The improvement of your cat's health can be measured by blood tests, hematology and/or chemistry panels. However, you should notice changes in your cat's everyday behavior: increased energy, less lethargy, better appetite. It is important to remember that cats don't understand they are sick, or why they are sick. They have a vague sense of being unwell, and that is all they know. The addition of B12 to their treatment protocol may help lessen their discomfort and improve their quality of life.
Can B12 help cure FIP?
No. It does not. B12 is NOT a cure for FIP. But it supports essential functions of your cat's immune system.

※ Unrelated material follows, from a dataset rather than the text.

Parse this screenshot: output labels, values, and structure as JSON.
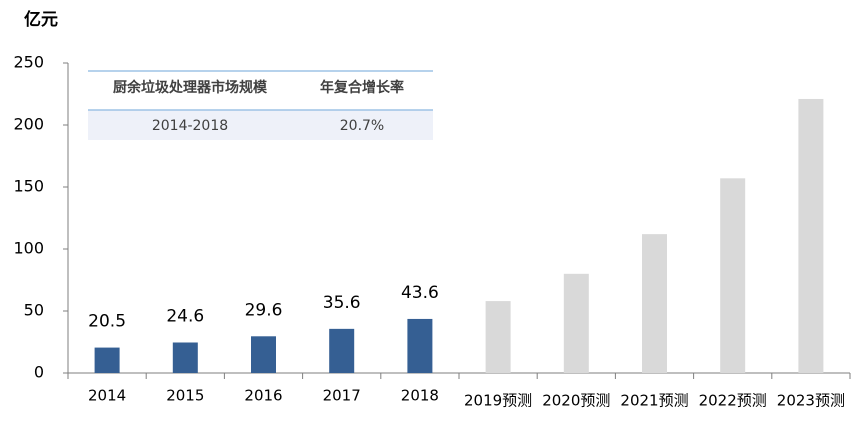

If you want to give your cat a chance to cope with the virus, you need all the help you can get. You cannot reasonably expect a positive outcome with the primary treatment if you do not do all in your power to maximize the chances of success.
In conclusion, FIP management is not just about administering a primary treatment, whether it is PI or FOI, etc. If your cat is to have a chance at survival, you, as your kitty's guardian, have to optimize the immune system and keep it running as efficiently as possible. Given the magnitude and the virulence of FIP, it is not an easy task. All us owners can do is fight as hard and as long as we can with every weapon in our arsenal. Everything counts in this battle, and B12 is an integral tool in the fight. You never know what seemingly small, but ultimately significant, course of action may make a big difference in the end. Give your cat a fair chance.
B12 vitamin is easy to procure. Injectables (as cyanocobalamin) can be done at your vet's office at home (if you know how to do it). B12 is routinely sold in pharmacies, but prescription is needed. First get an injection to give your cat an immediate boost.
Oral supplements can be bought online or your local health store. Look for Methylcobalamin capsules for B12 only or B-complex formulas.
You can get cat-specific supplements such as Pet-tinic (US), Hemovet or Tonivit (EU), Thorne's B-Complex vet, etc. This list is not exhaustive.
High calories nutritional paste contains mineral and supplements including B12 that are suitable for finicky cats with mild anemia.